Y la fiesta va por barrios (también literalmente, pues las numerosas actividades, especialmente las nocturnas, se distribuyen en paralelo por distintas zonas del casco antiguo), lo que permite al forastero un buen conocimiento, a pie y sobre la marcha, disfrutando al mismo tiempo de la fiesta, de los principales atractivos urbanos: calles, plazas, edificios, monumentos, parques, jardines.

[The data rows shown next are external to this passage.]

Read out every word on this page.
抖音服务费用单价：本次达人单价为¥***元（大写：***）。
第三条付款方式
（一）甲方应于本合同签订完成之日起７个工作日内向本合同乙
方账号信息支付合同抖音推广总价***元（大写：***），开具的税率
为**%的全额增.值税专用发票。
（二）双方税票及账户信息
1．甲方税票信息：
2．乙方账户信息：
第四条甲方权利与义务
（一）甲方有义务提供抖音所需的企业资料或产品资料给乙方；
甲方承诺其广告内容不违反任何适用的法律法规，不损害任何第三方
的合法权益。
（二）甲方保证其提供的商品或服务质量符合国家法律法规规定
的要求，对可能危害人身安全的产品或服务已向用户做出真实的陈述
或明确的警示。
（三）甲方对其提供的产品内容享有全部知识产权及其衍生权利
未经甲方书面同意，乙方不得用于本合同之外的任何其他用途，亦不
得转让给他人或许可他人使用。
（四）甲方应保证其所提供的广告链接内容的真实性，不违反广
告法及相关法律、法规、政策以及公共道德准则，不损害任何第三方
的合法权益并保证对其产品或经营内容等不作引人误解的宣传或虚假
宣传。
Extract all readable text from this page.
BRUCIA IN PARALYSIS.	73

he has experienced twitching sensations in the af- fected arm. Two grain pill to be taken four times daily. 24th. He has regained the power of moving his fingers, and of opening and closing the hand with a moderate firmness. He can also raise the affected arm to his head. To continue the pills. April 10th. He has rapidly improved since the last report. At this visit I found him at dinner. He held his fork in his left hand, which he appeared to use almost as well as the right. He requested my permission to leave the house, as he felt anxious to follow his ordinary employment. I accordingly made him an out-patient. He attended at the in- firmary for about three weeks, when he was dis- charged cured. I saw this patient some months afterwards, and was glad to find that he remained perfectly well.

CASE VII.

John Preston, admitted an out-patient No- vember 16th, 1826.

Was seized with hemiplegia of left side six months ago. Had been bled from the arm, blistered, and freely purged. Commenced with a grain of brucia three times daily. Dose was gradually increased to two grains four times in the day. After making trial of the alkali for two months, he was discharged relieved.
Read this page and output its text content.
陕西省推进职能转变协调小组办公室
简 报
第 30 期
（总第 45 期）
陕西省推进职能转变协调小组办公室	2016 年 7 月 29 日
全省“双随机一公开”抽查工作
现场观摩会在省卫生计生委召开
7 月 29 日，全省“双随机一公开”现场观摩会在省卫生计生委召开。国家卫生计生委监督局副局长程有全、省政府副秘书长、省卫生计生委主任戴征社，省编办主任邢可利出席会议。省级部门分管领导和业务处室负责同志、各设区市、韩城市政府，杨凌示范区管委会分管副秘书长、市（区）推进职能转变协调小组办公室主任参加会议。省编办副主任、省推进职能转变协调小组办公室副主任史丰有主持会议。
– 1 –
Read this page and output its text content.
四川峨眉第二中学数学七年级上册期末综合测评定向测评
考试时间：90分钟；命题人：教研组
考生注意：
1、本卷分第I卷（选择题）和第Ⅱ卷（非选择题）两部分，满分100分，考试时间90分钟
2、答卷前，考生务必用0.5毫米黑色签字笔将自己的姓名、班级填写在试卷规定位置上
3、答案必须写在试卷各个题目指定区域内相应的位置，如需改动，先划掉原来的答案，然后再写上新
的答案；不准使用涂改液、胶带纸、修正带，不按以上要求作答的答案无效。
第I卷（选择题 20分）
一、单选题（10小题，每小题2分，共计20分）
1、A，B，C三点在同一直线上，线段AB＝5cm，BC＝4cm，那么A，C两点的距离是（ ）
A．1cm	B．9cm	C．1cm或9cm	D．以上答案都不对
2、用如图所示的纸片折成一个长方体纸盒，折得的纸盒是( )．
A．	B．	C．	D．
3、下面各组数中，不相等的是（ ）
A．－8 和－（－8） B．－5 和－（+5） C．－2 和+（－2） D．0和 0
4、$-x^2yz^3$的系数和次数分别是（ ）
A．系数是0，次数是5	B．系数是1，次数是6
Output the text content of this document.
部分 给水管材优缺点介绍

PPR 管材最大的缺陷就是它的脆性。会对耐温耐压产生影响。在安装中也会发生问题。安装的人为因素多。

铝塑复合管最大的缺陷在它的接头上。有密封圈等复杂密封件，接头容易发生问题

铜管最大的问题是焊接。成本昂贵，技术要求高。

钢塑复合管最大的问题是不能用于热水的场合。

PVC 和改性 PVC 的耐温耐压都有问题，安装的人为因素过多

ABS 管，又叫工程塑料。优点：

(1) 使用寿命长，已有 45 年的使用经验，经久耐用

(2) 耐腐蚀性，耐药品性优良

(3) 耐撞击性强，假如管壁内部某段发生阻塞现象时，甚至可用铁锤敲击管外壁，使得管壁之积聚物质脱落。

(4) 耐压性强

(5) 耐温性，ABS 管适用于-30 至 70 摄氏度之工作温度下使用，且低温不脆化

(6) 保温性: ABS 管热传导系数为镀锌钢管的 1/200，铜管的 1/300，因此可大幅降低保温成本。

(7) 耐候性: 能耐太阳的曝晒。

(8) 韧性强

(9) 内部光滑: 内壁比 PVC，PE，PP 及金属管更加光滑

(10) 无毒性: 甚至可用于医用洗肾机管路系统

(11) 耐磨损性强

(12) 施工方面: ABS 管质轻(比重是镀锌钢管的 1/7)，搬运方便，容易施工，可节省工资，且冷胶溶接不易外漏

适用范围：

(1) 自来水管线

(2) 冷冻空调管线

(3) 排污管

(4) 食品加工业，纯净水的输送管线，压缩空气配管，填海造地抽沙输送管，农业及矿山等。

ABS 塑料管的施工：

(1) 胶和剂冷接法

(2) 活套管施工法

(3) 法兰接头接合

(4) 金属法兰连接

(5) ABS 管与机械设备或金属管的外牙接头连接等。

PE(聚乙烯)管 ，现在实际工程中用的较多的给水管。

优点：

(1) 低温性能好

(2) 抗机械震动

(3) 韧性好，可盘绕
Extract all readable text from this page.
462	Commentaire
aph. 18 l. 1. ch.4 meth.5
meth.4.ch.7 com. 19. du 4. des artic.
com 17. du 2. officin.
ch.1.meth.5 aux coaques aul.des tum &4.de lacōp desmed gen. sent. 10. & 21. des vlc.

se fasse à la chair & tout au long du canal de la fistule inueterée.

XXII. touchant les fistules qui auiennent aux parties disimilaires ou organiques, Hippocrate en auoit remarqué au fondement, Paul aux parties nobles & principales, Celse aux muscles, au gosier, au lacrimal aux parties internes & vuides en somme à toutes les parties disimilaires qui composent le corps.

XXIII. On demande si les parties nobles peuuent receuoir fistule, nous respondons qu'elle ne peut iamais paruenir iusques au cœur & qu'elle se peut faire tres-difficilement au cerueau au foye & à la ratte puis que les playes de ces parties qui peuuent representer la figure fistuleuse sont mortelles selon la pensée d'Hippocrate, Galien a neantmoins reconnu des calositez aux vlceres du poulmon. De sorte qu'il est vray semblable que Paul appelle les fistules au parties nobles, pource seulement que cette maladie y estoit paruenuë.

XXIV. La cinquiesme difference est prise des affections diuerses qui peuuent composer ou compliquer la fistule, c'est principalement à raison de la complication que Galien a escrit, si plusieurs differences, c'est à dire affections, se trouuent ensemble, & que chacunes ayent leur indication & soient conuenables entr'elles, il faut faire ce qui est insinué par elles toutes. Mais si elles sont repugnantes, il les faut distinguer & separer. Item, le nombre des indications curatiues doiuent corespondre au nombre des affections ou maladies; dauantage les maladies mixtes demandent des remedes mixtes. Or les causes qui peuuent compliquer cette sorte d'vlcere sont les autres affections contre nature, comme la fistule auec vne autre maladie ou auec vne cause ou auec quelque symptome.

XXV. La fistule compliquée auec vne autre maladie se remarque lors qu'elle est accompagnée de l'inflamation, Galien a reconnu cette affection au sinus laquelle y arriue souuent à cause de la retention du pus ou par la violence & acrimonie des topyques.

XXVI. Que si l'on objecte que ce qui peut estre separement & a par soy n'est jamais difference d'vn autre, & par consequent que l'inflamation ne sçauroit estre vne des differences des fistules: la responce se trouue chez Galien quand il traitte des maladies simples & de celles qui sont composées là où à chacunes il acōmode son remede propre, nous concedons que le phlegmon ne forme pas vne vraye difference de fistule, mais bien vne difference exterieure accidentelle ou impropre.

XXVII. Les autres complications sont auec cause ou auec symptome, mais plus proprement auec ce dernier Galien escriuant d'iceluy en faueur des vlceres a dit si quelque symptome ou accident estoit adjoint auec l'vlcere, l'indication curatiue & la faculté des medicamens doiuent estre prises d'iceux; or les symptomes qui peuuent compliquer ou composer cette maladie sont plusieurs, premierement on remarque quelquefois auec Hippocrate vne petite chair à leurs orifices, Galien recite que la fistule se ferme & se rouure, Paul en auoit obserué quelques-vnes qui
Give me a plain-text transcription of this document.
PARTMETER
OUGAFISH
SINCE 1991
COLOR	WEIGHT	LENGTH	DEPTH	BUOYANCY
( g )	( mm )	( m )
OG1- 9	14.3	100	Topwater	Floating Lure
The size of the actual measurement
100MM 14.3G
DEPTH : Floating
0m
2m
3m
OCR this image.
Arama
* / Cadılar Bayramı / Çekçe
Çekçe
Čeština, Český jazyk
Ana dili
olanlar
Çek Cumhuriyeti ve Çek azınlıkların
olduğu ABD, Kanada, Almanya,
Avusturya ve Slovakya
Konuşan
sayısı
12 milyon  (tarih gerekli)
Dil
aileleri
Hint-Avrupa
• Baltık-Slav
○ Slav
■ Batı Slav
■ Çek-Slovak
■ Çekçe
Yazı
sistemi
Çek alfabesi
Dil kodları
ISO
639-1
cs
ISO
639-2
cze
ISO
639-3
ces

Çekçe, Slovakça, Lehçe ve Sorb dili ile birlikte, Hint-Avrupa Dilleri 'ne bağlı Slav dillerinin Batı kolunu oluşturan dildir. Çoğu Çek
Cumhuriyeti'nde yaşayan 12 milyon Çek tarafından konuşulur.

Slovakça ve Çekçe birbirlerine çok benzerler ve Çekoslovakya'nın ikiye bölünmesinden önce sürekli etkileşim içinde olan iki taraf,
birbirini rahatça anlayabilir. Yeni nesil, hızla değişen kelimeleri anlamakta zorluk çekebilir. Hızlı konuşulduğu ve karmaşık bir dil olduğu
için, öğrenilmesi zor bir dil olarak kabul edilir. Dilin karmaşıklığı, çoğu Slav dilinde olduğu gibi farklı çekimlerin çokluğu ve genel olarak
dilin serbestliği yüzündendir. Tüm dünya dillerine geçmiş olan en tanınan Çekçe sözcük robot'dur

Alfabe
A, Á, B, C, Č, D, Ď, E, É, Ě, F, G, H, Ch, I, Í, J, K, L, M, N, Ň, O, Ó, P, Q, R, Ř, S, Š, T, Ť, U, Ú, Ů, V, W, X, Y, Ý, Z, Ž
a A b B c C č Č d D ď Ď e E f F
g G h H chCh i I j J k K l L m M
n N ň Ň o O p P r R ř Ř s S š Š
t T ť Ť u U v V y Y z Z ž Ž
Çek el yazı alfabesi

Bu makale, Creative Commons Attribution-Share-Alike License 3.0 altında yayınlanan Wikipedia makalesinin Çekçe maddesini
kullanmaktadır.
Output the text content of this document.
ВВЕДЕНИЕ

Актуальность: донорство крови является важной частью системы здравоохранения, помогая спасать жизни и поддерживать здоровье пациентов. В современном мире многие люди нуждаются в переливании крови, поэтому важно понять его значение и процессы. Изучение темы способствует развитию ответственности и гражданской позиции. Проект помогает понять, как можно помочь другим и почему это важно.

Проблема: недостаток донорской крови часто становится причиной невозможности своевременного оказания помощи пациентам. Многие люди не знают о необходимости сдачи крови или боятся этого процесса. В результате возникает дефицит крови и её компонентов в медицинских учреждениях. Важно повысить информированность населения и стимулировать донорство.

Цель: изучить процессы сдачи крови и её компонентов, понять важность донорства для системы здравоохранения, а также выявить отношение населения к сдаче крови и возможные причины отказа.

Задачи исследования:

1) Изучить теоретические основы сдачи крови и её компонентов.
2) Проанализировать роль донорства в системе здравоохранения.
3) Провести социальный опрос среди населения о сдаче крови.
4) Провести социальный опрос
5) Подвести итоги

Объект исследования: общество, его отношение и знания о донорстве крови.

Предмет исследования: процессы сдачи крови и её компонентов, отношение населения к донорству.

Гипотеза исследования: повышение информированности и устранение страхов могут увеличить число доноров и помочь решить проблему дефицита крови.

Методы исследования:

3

La oferta es variada, con un completo programa diario de actuaciones, algunas de pago pero la mayoría gratuitas, que van desde la cultura a la música pasando por las exposiciones, el deporte y los juegos, el teatro y la ópera, el circo, las cabalgatas y los pasacalles, el ocio infantil, las tradiciones locales, los conciertos clásicos, los coros, las bandas, las orquestas, los grupos más modernos, los bailes y las verbenas. Todas ellas comunes a las de nuestras grandes fiestas populares, salvo tres que tienen un destacado sabor local y que resultan por tanto más atractivas al visitante foráneo.

Mallorca

Dos de ellas están muy relacionadas entre sí, hasta el punto de que suelen ir juntas muchas veces, y pertenecen al ámbito cultural del antiguo reino de Aragón. Pudimos disfrutar la primera nada más llegar a la ciudad, al comienzo de la noche. Justo donde arranca La Rambla, a las puertas del amplio edificio ajardinado de la Biblioteca Pública, nos encontramos con una colla o grupo de castellers a punto de levantar un castell humano, uno de esos típicos castillos festivos formados por varios pisos circulares de personas que se apoyan entre ellas para mantenerse en perfecto y difícil equilibrio vertical.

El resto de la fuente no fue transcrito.